Sensakovic, William F., Flores, Miguel, Hough, Matthew
abstract
Purpose: The Nuclear Regulatory Commission (NRC) has recently proposed changes that reduce the occupational dose limits for lens dose equivalent (LDE), embryo/fetus dose, and administrative control levels (ACLs) related to deep dose equivalent (DDE). This study collected occupational dose data from a large hospital system and determined how proposed NRC regulatory changes may affect worker and hospital workflow. Methods: Radiation badge data were collected for 1,305 workers, from between 2013 and 2014, and 180 pregnancies, from between 2009 and 2014. Median values for LDE, DDE, and embryo/fetus dose were determined. Current and proposed NRC regulations were applied, and the percentage of workers exceeding regulatory limits/ACLs was recorded. Fisher's exact test was applied to determine if physicians were disproportionately affected by dose regulations.

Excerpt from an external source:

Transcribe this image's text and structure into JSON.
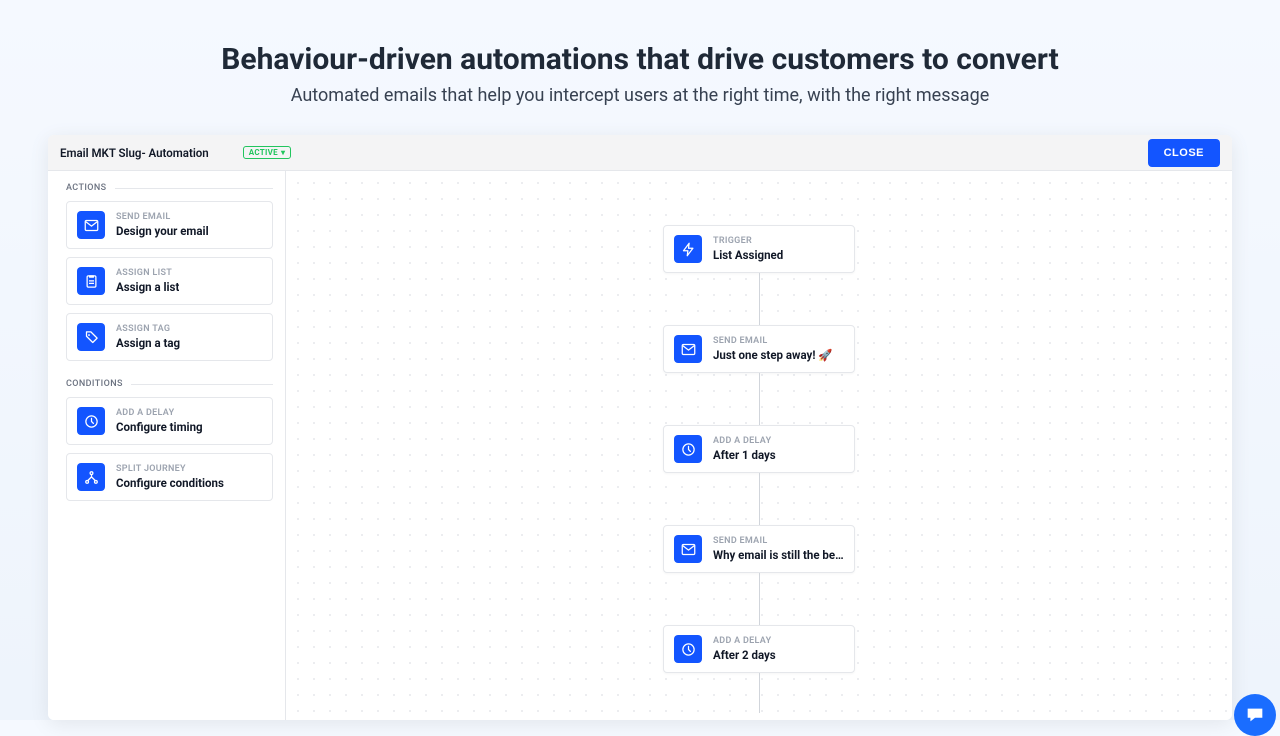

Results: Median doses were one to two orders of magnitude lower than current annual dose limits prescribed by the NRC. Proposed NRC regulations significantly increased the percentage of workers who exceeded limits and ACLs. Interventional radiologists, pain medicine physicians, and cardiologists working in catheter laboratories were most affected by LDE limits and DDE ACLs. Nuclear medicine technologists were most affected by embryo/fetus limits. Physicians were disproportionately affected by regulations (odds ratio 26.86; P<.0001). Conclusions: Proposed NRC regulatory changes will cause a small increase in the number of workers who exceed ACLs and limits. Physicians and pregnant nuclear medicine workers are most affected and may need to alter their workloads. Practical difficulties in I implementing cumulative dose tracking, and use of an LDE shielding factor, should be considered.